Roger writing the LAWmag
Nov 2008

Legal Advice to Mark Cuban: Ferme Ta Geule.

SECIn the United States District Court, Dallas Division, action 3-08CV2050-D, Mark Cuban, the outspoken owner of the National Basketball Association team, the Dallas Mavericks, is charged with insider trading.

The allegation is that he took advantage of insider information regarding Montreal-based before it was made public, and quickly sold his 6% share of the company. According to the Dallas Morning News, this maneuver saved him $750,000.

At the US Securities and Exchange Commission (SEC)’s option, assuming the appropriate facts, the regulatory action may be by way of civil litigation or criminal prosecution, or both. In Cuban’s case, SEC has chosen the civil route.

But Mark Cuban, 50, must have a death wish as he, rather than follow the standard tried-and-true procedure of silence, has chosen to publicly deride the SEC.

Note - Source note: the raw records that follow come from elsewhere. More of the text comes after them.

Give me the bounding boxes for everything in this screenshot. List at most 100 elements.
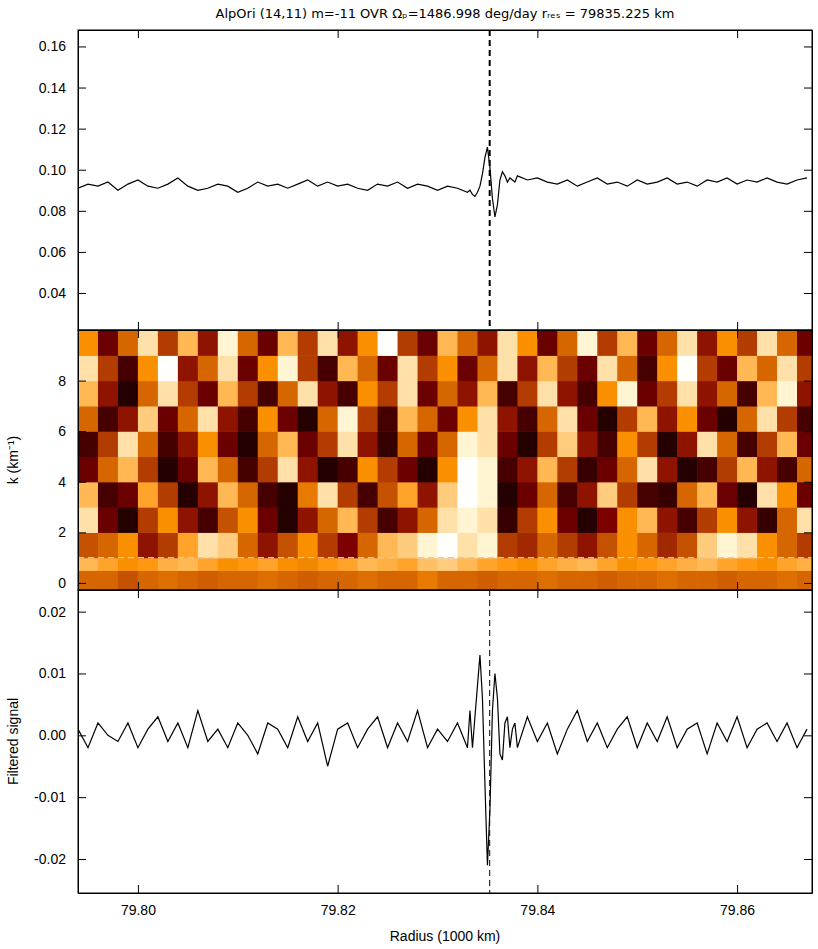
- heatmap-cell: [497, 507, 518, 533]
- x-tick-top: [737, 30, 738, 38]
- x-tick: [338, 322, 339, 330]
- heatmap-cell: [198, 507, 219, 533]
- x-tick-mark: [338, 30, 339, 38]
- heatmap-cell: [358, 381, 379, 407]
- y-tick-label: 0.16: [39, 38, 66, 54]
- heatmap-cell: [637, 330, 658, 356]
- heatmap-cell: [158, 330, 179, 356]
- heatmap-cell: [198, 330, 219, 356]
- heatmap-cell: [777, 406, 798, 432]
- heatmap-cell: [318, 330, 339, 356]
- heatmap-cell: [118, 355, 139, 381]
- heatmap-cell: [218, 558, 239, 571]
- y-tick: 0.08: [39, 203, 86, 219]
- y-tick-mark: [78, 381, 86, 382]
- heatmap-cell: [438, 456, 459, 482]
- heatmap-cell: [777, 482, 798, 508]
- y-axis-right: [804, 591, 813, 894]
- heatmap-cell: [358, 406, 379, 432]
- heatmap-cell: [797, 558, 812, 571]
- heatmap-cell: [378, 507, 399, 533]
- y-tick-right: [804, 211, 812, 212]
- heatmap-cell: [78, 381, 99, 407]
- heatmap-cell: [797, 381, 812, 407]
- heatmap-cell: [418, 456, 439, 482]
- heatmap-cell: [537, 431, 558, 457]
- y-axis-right-line: [812, 331, 813, 591]
- x-tick-label: 79.84: [520, 902, 555, 918]
- y-tick-label: 0.14: [39, 80, 66, 96]
- x-tick-mark: [338, 885, 339, 893]
- heatmap-cell: [677, 507, 698, 533]
- heatmap-cell: [777, 381, 798, 407]
- x-tick-mark: [737, 322, 738, 330]
- heatmap-cell: [777, 330, 798, 356]
- heatmap-cell: [757, 406, 778, 432]
- y-tick-mark: [78, 211, 86, 212]
- heatmap-cell: [178, 570, 199, 590]
- heatmap-cell: [338, 355, 359, 381]
- x-tick-label: 79.86: [720, 902, 755, 918]
- heatmap-cell: [278, 456, 299, 482]
- x-tick-top: [338, 30, 339, 38]
- heatmap-cell: [298, 406, 319, 432]
- y-tick-mark: [804, 859, 812, 860]
- heatmap-cell: [318, 406, 339, 432]
- heatmap-cell: [398, 456, 419, 482]
- heatmap-cell: [178, 431, 199, 457]
- heatmap-cell: [358, 431, 379, 457]
- heatmap-cell: [258, 431, 279, 457]
- heatmap-cell: [338, 330, 359, 356]
- data-line: [78, 655, 807, 865]
- heatmap-cell: [218, 570, 239, 590]
- heatmap-cell: [597, 330, 618, 356]
- x-tick: [138, 582, 139, 590]
- heatmap-cell: [797, 507, 812, 533]
- heatmap-cell: [438, 330, 459, 356]
- heatmap-cell: [777, 507, 798, 533]
- heatmap-cell: [697, 507, 718, 533]
- heatmap-cell: [537, 532, 558, 558]
- heatmap-cell: [438, 507, 459, 533]
- heatmap-cell: [617, 558, 638, 571]
- heatmap-cell: [797, 532, 812, 558]
- heatmap-cell: [517, 456, 538, 482]
- heatmap-cell: [537, 507, 558, 533]
- heatmap-cell: [657, 431, 678, 457]
- heatmap-cell: [677, 558, 698, 571]
- x-tick-mark: [537, 885, 538, 893]
- heatmap-cell: [777, 532, 798, 558]
- heatmap-cell: [537, 355, 558, 381]
- heatmap-cell: [158, 558, 179, 571]
- heatmap-cell: [218, 456, 239, 482]
- x-tick-mark: [537, 582, 538, 590]
- x-axis-top-line: [79, 330, 813, 331]
- heatmap-cell: [457, 330, 478, 356]
- heatmap-cell: [118, 482, 139, 508]
- heatmap-cell: [517, 381, 538, 407]
- y-tick-right: [804, 431, 812, 432]
- x-tick-mark: [338, 582, 339, 590]
- y-axis-line: [78, 31, 79, 331]
- heatmap-cell: [497, 355, 518, 381]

With absolutely nothing to gain and everything to lose by doing so, Cuban's testosterone got the best of him and he issued this statement:

"... the Commission chose to bring this case based upon its enforcement staff's win-at-any-cost ambitions. The (SEC) staff's process was result-oriented, facts be damned."

Young lawyers are often thrilled and delighted to discover how their daily work is so interesting to the press.

Every active barrister, on at least a monthly basis, has a case worthy of the local front page.

But a young lawyer who aspires to being a great lawyer, knows that press and justice are not natural partners.

Once in a while, a lawyer can use the press to assist his client’s situation. The rule of thumb, though, and strictly enforced by most bar associations and law society rules of conduct, is that a lawyer must not discuss an active case with the press.

Rule 3.6 of the American Bar Association Rules of Conduct provide:

Mark Cuban

"A lawyer who is participating or has participated in the investigation or litigation of a matter shall not make an extrajudicial statement that the lawyer knows or reasonably should know will be disseminated by means of public communication and will have a substantial likelihood of materially prejudicing an adjudicative proceeding in the matter.

"Notwithstanding (the above), a lawyer may make a statement that a reasonable lawyer would believe is required to protect a client from the substantial undue prejudicial effect of recent publicity not initiated by the lawyer or the lawyer's client."

Before any lawyer talks to the press about her case, she has to obtain the clients permission. That means explaining to the client why disclosure to the press would assist the particular dispute.

Many lawyers rush off and talk to the press before consulting with the client thus committing an egregious violation of the rules of conduct. They assume that if ever taken to task, they can retroactively explain to their client and to their law society why they so acted.

Assuming a client’s informed consent, the exception, and not the rule, is to use the press. In one of my cases, the press have already reported on the story before my 99-year old client retained me. She was being evicted from an apartment building for alleged repair work on the apartment building. The headline read "99 Year Old Faces Eviction".

In that case, I had little choice but to feed the press hoping that the negative publicity would persuade the landlord to back off, as it did.

But that is the exception.

Not the rule.

Where a matter or a dispute is in litigation or where litigation is inevitable, talking to the press can never help a client and therefore represents an unnecessary risk.

In litigation, there is a fine line between winning and losing and while talking to the press may boost a lawyer's ego, for the client, it will be like scratching eczema. It will feel good at the time but soon, the piper will have to be paid, usually in burnt bridges to, for example, amicable discussion that might later spark an out-of-court settlement.

When a journalist says that a lawyer "did not return phone calls", the impression left with other lawyers is not of a disorganized professional, but of competence.

What makes Cubans remarks all the more curious is that he has well-known counsel, Paul Coggins and Ralph Ferrara who had the wherewithal, to quote from the Dallas Morning News, to not "return phone calls seeking comment".

But the damage was done.

Cuban's dart to SEC was within a press release of Ferrara’s law firm, Dewey & Leboeuf of New York, that the provocative quote from Cuban was issued.

This, of course, will get Ferrara’s name in the news but what will it do for his client?

Ultimately, it will be up to a judge to decide whether or not Cuban’s actions constitute insider trading.

But to discredit SEC in public with "win at any cost ambition ... facts be damned" will simply motivate this deep pocket, government enforcement agency which has reeled in fish far fatter and far richer than the wealthy Mark Cuban.

Worse, the judicial officer hearing the case will likely of had significant exposure to SEC lawyers. Cuban’s brash and cocky attitude and defiance of SEC will likely run contrary to the judge’s personal relationship with SEC attorneys who frequently appear before him.

In addition, proof of Cuban's cocky attitude and defiance of SEC and, by extension, the  insider trading laws SEC enforces, appears at first glance to be directly relevant to the case SEC has to prove against Cuban.

One can just imagine the SEC lawyers at their desks goading Cuban on:

"Scratch, Mark scratch! You know you want it!"

It boggles the legal mind to read Cuban’s comments.

It should be taught to all law students how not to conduct litigation.